Perhaps more than any other artist of the 20th century, his performances around the world gained global acceptance for Hindustani music. His collaborations with non-Indian musicians, spanning over half a century, made him an early crossover figure. Shankar was one of the first musicians of the foremost rank whose role in emerging post World War II culture not only created what became known as “world music,” it helped make that label a powerful one.
Shankar first became a celebrity in the late 1960s, when Beatle George Harrison studied Hindustani music with the master in London, Kashmir and India. Harrison had earlier used a sitar, retuned to typical Western tuning, in his song, Norwegian Wood. After studying with Shankar, Harrison wrote Within You, Without You, for the Sgt. Pepper album.
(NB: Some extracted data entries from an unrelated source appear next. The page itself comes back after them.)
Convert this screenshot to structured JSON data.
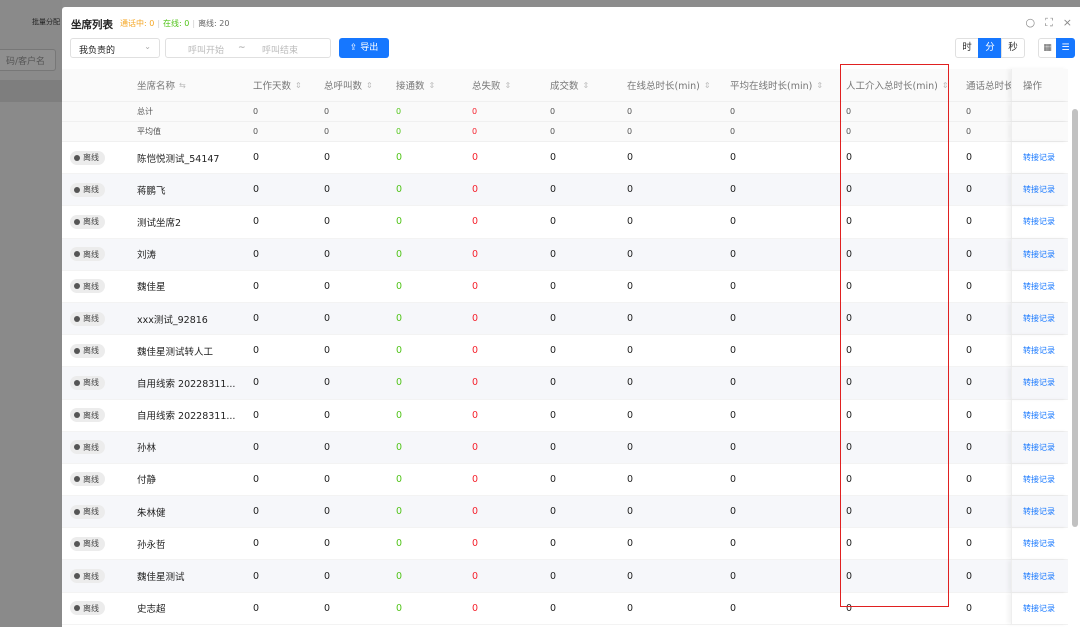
{
  "background": {
    "batch_label": "批量分配",
    "search_placeholder": "码/客户名"
  },
  "header": {
    "title": "坐席列表",
    "stats": {
      "calling_label": "通话中: 0",
      "online_label": "在线: 0",
      "offline_label": "离线: 20"
    },
    "refresh_icon": "refresh-icon",
    "fullscreen_icon": "fullscreen-icon",
    "close_icon": "close-icon"
  },
  "toolbar": {
    "scope_select": "我负责的",
    "range_start_placeholder": "呼叫开始",
    "range_sep": "~",
    "range_end_placeholder": "呼叫结束",
    "export_label": "导出",
    "time_units": [
      "时",
      "分",
      "秒"
    ],
    "active_time_unit": "分"
  },
  "table": {
    "columns": [
      "坐席名称",
      "工作天数",
      "总呼叫数",
      "接通数",
      "总失败",
      "成交数",
      "在线总时长(min)",
      "平均在线时长(min)",
      "人工介入总时长(min)",
      "通话总时长",
      "操作"
    ],
    "summary_rows": [
      {
        "label": "总计",
        "values": [
          "0",
          "0",
          "0",
          "0",
          "0",
          "0",
          "0",
          "0",
          "0"
        ]
      },
      {
        "label": "平均值",
        "values": [
          "0",
          "0",
          "0",
          "0",
          "0",
          "0",
          "0",
          "0",
          "0"
        ]
      }
    ],
    "status_label": "离线",
    "action_label": "转接记录",
    "rows": [
      {
        "name": "陈恺悦测试_54147",
        "values": [
          "0",
          "0",
          "0",
          "0",
          "0",
          "0",
          "0",
          "0",
          "0"
        ]
      },
      {
        "name": "蒋鹏飞",
        "values": [
          "0",
          "0",
          "0",
          "0",
          "0",
          "0",
          "0",
          "0",
          "0"
        ]
      },
      {
        "name": "测试坐席2",
        "values": [
          "0",
          "0",
          "0",
          "0",
          "0",
          "0",
          "0",
          "0",
          "0"
        ]
      },
      {
        "name": "刘涛",
        "values": [
          "0",
          "0",
          "0",
          "0",
          "0",
          "0",
          "0",
          "0",
          "0"
        ]
      },
      {
        "name": "魏佳星",
        "values": [
          "0",
          "0",
          "0",
          "0",
          "0",
          "0",
          "0",
          "0",
          "0"
        ]
      },
      {
        "name": "xxx测试_92816",
        "values": [
          "0",
          "0",
          "0",
          "0",
          "0",
          "0",
          "0",
          "0",
          "0"
        ]
      },
      {
        "name": "魏佳星测试转人工",
        "values": [
          "0",
          "0",
          "0",
          "0",
          "0",
          "0",
          "0",
          "0",
          "0"
        ]
      },
      {
        "name": "自用线索 20228311...",
        "values": [
          "0",
          "0",
          "0",
          "0",
          "0",
          "0",
          "0",
          "0",
          "0"
        ]
      },
      {
        "name": "自用线索 20228311...",
        "values": [
          "0",
          "0",
          "0",
          "0",
          "0",
          "0",
          "0",
          "0",
          "0"
        ]
      },
      {
        "name": "孙林",
        "values": [
          "0",
          "0",
          "0",
          "0",
          "0",
          "0",
          "0",
          "0",
          "0"
        ]
      },
      {
        "name": "付静",
        "values": [
          "0",
          "0",
          "0",
          "0",
          "0",
          "0",
          "0",
          "0",
          "0"
        ]
      },
      {
        "name": "朱林健",
        "values": [
          "0",
          "0",
          "0",
          "0",
          "0",
          "0",
          "0",
          "0",
          "0"
        ]
      },
      {
        "name": "孙永哲",
        "values": [
          "0",
          "0",
          "0",
          "0",
          "0",
          "0",
          "0",
          "0",
          "0"
        ]
      },
      {
        "name": "魏佳星测试",
        "values": [
          "0",
          "0",
          "0",
          "0",
          "0",
          "0",
          "0",
          "0",
          "0"
        ]
      },
      {
        "name": "史志超",
        "values": [
          "0",
          "0",
          "0",
          "0",
          "0",
          "0",
          "0",
          "0",
          "0"
        ]
      }
    ]
  },
  "colors": {
    "accent": "#1677ff",
    "success": "#52c41a",
    "danger": "#f5222d",
    "warning": "#f5a623",
    "highlight_border": "#e02020"
  }
}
Though the master’s collaboration with Harrison was his most famous, he worked with many of the world’s finest musicians:
[Shankar] became a de facto tutor for Westerners fascinated by India’s musical traditions.
He gave lessons to [John] Coltrane, who named his son Ravi in Shankar’s honor, and became close friends with [Yehudi] Menuhin, recording the acclaimed “West Meets East” album with him. He also collaborated with flutist Jean Pierre Rampal, composer Philip Glass and conductors Andre Previn and Zubin Mehta.
“Any player on any instrument with any ears would be deeply moved by Ravi Shankar. If you love music, it would be impossible not to be,” singer David Crosby, whose band The Byrds was inspired by Shankar’s music, said in the book “The Dawn of Indian Music in the West: Bhairavi.”
A man with a long, complex love life, he fathered both Norah Jones and Anoushka Shankar, winners of almost a score of Grammies.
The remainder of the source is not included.